Nous disposons au Luxembourg d’un conseil séparé qui délègue la gestion de notre gamme de fonds luxembourgeois à une société basée à Londres. Nous devrions sans doute muscler notre équipe sur place, en la passant de 3 à 12 collaborateurs, pour donner davantage de substance à notre activité là-bas. La plupart des grands gestionnaires britanniques procèdent de même. Le problème se poserait surtout pour les petites sociétés de gestion qui n’ont pas de gamme de fonds immatriculée à Dublin ou au Luxembourg, car en constituer une coûte cher.
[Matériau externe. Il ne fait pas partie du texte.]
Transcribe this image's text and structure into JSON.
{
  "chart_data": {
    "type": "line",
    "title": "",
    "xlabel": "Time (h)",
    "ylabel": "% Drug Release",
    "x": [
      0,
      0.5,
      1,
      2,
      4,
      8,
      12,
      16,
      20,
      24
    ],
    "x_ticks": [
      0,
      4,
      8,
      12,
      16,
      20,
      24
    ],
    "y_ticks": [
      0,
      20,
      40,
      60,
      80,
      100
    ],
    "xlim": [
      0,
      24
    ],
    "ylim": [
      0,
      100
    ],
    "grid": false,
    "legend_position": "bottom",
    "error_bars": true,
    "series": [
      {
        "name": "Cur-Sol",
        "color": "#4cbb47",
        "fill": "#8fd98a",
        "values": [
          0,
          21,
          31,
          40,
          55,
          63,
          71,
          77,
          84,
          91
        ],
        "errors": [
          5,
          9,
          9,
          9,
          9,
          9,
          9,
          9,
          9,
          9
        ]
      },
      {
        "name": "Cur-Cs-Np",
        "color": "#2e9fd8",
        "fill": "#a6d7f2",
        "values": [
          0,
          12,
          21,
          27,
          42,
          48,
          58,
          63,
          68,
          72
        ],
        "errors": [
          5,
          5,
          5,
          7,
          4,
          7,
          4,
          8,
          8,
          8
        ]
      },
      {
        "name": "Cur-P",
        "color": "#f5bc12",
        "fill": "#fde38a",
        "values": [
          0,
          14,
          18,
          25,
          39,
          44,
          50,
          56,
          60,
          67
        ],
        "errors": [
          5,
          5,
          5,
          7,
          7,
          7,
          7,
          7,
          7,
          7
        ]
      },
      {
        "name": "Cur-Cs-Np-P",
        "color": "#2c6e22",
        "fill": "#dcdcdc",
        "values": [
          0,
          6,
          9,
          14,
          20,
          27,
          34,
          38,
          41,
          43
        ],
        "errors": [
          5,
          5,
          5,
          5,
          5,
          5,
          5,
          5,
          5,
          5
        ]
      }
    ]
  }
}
Quelles sont les priorités aujourd’hui des asset managers britanniques?

L’Investment Association discute avec le Trésor et le régulateur pour les aider à fixer des priorités. La vacance du pouvoir ne facilite pas les choses. Nous voulons d’abord nous assurer que nous ne passerons pas derrière d’autres secteurs, comme la banque. Nous souhaitons ensuite que Londres, premier centre mondial de la gestion d’actifs si l’on excepte les Etats-Unis – très domestique – puisse rester en mesure d’attirer et de retenir les talents étrangers. Le régulateur devra aussi se pencher sur la législation européenne. On pourrait imaginer un nouveau délai dans l’application de Mifid 2, qui par certains côtés va restreindre la liquidité des marchés, ce dont nous n’avons pas besoin en ce moment.

Peut-on s’attendre à terme à une consolidation des petits gérants?

Pas cette année, car chacun voudra avoir plus de certitudes sur l’avenir des relations entre le Royaume-Uni et l’Union européenne. Mais l’on peut s’attendre dès l’an prochain à une consolidation entre ces petits gestionnaires locaux. Ils vont subir à la fois une moindre croissance de marché, en raison de l’impact des taux bas et de mauvaises performances, une moindre croissance des flux clients, et le coût toujours croissant de la réglementation.

Ces facteurs vous touchent aussi. Sont-ils de nature à remettre en cause votre plan stratégique qui prévoyait une diversification et un doublement des encours entre 2013 et 2018?

Ce qui se passe aujourd’hui est de nature à affecter la réalisation de notre stratégie, mais pas à nous en faire changer. Nous étions en avance sur notre plan. Notre capacité à tenir nos objectifs dépendra de ce qui va se passer dans les 6 prochains mois. Nous avons déjà connu des trimestres de décollecte, par exemple à l’été 2012 lors du pic de stress sur les dettes de la zone euro, et nous sommes toujours repartis de l’avant. Mon travail aujourd’hui consiste à dire à nos clients de ne pas prendre de décisions hâtives. Sur le fond, la faiblesse des rendements favorise toujours la demande pour la gestion actions active, qui constitue 65% de nos encours, et pour les actifs alternatifs. Par ailleurs, si nous ralentissons aujourd’hui le rythme de nos embauches, nous n’avons pas de plan de réduction des effectifs.

Comptez-vous rééquilibrer vos géographies en raison d’un Brexit, et quelle place y aura la France ?

Nous réalisons encore 45 % de notre activité au Royaume-Uni. Cette part devrait baisser au profit des Etats-Unis, dont le poids a vocation à doubler de 20% à 40%, et de l’Europe, de 20% à 30%. L’Asie devrait croître aussi, à un rythme moins élevé. La France représente environ 3% de notre activité, avec 3,6 milliards d’euros d’encours. En termes de croissance, elle se situe dans le top 3 de nos plates-formes européennes.